Первый акт.На сцене с самого прихода зрителей лежат недвижимые тела. Пришедший без всяких звонков (кроме предупреждения о неприемлемости мобильников) человечек расставляет «трупики» на означенные им позиции. Девицу с пола он кружит в вальсе, мужчину на полу пинает ногой, мадемуазель, усаженную верхом на клетку с обнаженною грудью, прикрывает целомудренно белой простынёй. Вложив микрофоны в руки каждого из четырех «изваяний», он объявляет зрителям, что их вниманию представлена сегодня «Die Dreigroschenoper», после чего изваяния начинают петь первый зонг из простых «па-па!» на разные лады и голоса. Всё это служит лишь началом совершенно безбашенного лицедейства актёров, в осовремененном квартале Сохо, превращенном в нечто среднее, между Лондоном, Берлином и современной Москвой.

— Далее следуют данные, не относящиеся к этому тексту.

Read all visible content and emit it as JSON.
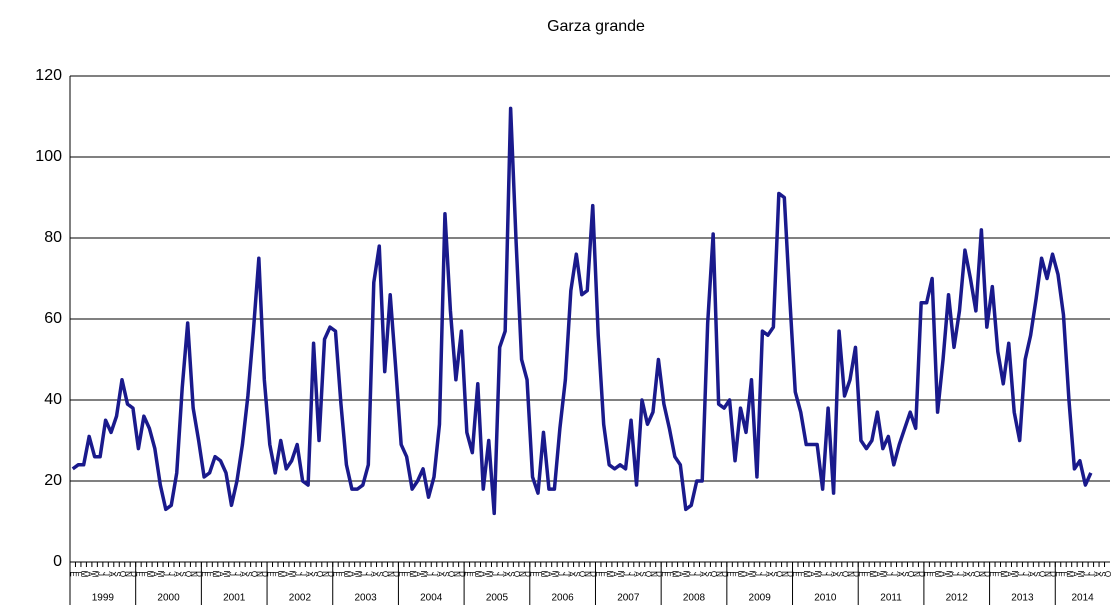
{
  "chart_data": {
    "type": "line",
    "title": "Garza grande",
    "categories": [
      "E",
      "F",
      "M",
      "A",
      "M",
      "J",
      "J",
      "A",
      "S",
      "O",
      "N",
      "D",
      "E",
      "F",
      "M",
      "A",
      "M",
      "J",
      "J",
      "A",
      "S",
      "O",
      "N",
      "D",
      "E",
      "F",
      "M",
      "A",
      "M",
      "J",
      "J",
      "A",
      "S",
      "O",
      "N",
      "D",
      "E",
      "F",
      "M",
      "A",
      "M",
      "J",
      "J",
      "A",
      "S",
      "O",
      "N",
      "D",
      "E",
      "F",
      "M",
      "A",
      "M",
      "J",
      "J",
      "A",
      "S",
      "O",
      "N",
      "D",
      "E",
      "F",
      "M",
      "A",
      "M",
      "J",
      "J",
      "A",
      "S",
      "O",
      "N",
      "D",
      "E",
      "F",
      "M",
      "A",
      "M",
      "J",
      "J",
      "A",
      "S",
      "O",
      "N",
      "D",
      "E",
      "F",
      "M",
      "A",
      "M",
      "J",
      "J",
      "A",
      "S",
      "O",
      "N",
      "D",
      "E",
      "F",
      "M",
      "A",
      "M",
      "J",
      "J",
      "A",
      "S",
      "O",
      "N",
      "D",
      "E",
      "F",
      "M",
      "A",
      "M",
      "J",
      "J",
      "A",
      "S",
      "O",
      "N",
      "D",
      "E",
      "F",
      "M",
      "A",
      "M",
      "J",
      "J",
      "A",
      "S",
      "O",
      "N",
      "D",
      "E",
      "F",
      "M",
      "A",
      "M",
      "J",
      "J",
      "A",
      "S",
      "O",
      "N",
      "D",
      "E",
      "F",
      "M",
      "A",
      "M",
      "J",
      "J",
      "A",
      "S",
      "O",
      "N",
      "D",
      "E",
      "F",
      "M",
      "A",
      "M",
      "J",
      "J",
      "A",
      "S",
      "O",
      "N",
      "D",
      "E",
      "F",
      "M",
      "A",
      "M",
      "J",
      "J",
      "A",
      "S",
      "O",
      "N",
      "D",
      "E",
      "F",
      "M",
      "A",
      "M",
      "J",
      "J",
      "A",
      "S",
      "O"
    ],
    "years": [
      "1999",
      "2000",
      "2001",
      "2002",
      "2003",
      "2004",
      "2005",
      "2006",
      "2007",
      "2008",
      "2009",
      "2010",
      "2011",
      "2012",
      "2013",
      "2014"
    ],
    "series": [
      {
        "name": "Garza grande",
        "color": "#1a1a8c",
        "values": [
          23,
          24,
          24,
          31,
          26,
          26,
          35,
          32,
          36,
          45,
          39,
          38,
          28,
          36,
          33,
          28,
          19,
          13,
          14,
          22,
          43,
          59,
          38,
          30,
          21,
          22,
          26,
          25,
          22,
          14,
          20,
          29,
          41,
          57,
          75,
          45,
          29,
          22,
          30,
          23,
          25,
          29,
          20,
          19,
          54,
          30,
          55,
          58,
          57,
          39,
          24,
          18,
          18,
          19,
          24,
          69,
          78,
          47,
          66,
          48,
          29,
          26,
          18,
          20,
          23,
          16,
          21,
          34,
          86,
          62,
          45,
          57,
          32,
          27,
          44,
          18,
          30,
          12,
          53,
          57,
          112,
          79,
          50,
          45,
          21,
          17,
          32,
          18,
          18,
          33,
          45,
          67,
          76,
          66,
          67,
          88,
          56,
          34,
          24,
          23,
          24,
          23,
          35,
          19,
          40,
          34,
          37,
          50,
          39,
          33,
          26,
          24,
          13,
          14,
          20,
          20,
          59,
          81,
          39,
          38,
          40,
          25,
          38,
          32,
          45,
          21,
          57,
          56,
          58,
          91,
          90,
          65,
          42,
          37,
          29,
          29,
          29,
          18,
          38,
          17,
          57,
          41,
          45,
          53,
          30,
          28,
          30,
          37,
          28,
          31,
          24,
          29,
          33,
          37,
          33,
          64,
          64,
          70,
          37,
          50,
          66,
          53,
          62,
          77,
          70,
          62,
          82,
          58,
          68,
          52,
          44,
          54,
          37,
          30,
          50,
          56,
          65,
          75,
          70,
          76,
          71,
          61,
          40,
          23,
          25,
          19,
          22,
          null,
          null,
          null
        ]
      }
    ],
    "ylim": [
      0,
      120
    ],
    "yticks": [
      0,
      20,
      40,
      60,
      80,
      100,
      120
    ],
    "grid": true
  }
}
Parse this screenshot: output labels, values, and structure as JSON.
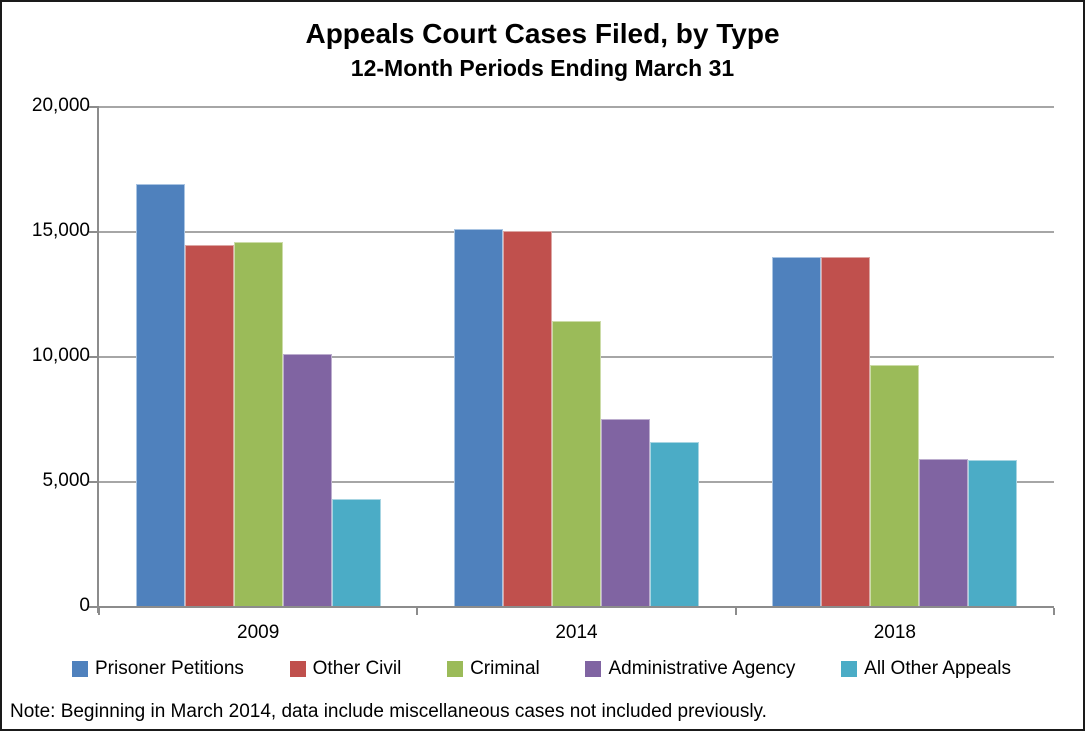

С равным восторгом зритель приветствует и Джонатана Пичема (Николай Чиндяйкин), поющего зонг о том, как тяжело организовать сброд при помощи христянейшего принципа «да не оскудеет рука дающего», чтобы заработать как можно больше бабла на сочувствии прохожих. И жену Пичема (Марина Голуб), с ногами как тумбы, вечно пьяную в хлам, подпевающую мужу в зонге о том, какая же непутёвая дура их дочурка, что приняла предложения такого бабника и мерзавца-душегуба, как Мекки-нож. Их дочурка впервые появляется в компании самого долгожданного и обожаемого Мекки, которого кажется герои пьесы любят никак не меньше зрителей, если учитывать, что Мекки играет Константин Хабенский. Периодически меняя лайковые белые перчатки, Мекки вынимает нож на сей раз лишь с тем, чтобы разрезать скотч на запястьях суженой. Полли Пичем (Ксения Лаврова-Глинка) счастлива до одури и боится испортить праздник, поэтому всякий раз, как Мекки готовиться выйти из себя от несовершенства мира и начинает нервно снимать перчатку, что, судя по висящим у него на локтях товарищам, явно не сулит ничего хорошего, Полли успокаивает жениха лаской.
Пришедший шериф Тигр-Браун (Алексей Кравченко) не только не срывает праздника бандюков, но даже оказывается желанным гостем. Дуэт бывших сослуживцев Брауна и Мекки просто повергает зал в состояния неистового восторга, а то, с какими чувственными взглядами «братья»-однополчане прощаются, вообще вызывает гомерический хохот, особенно, конечно, уход Брауна с новыми часами и ковром.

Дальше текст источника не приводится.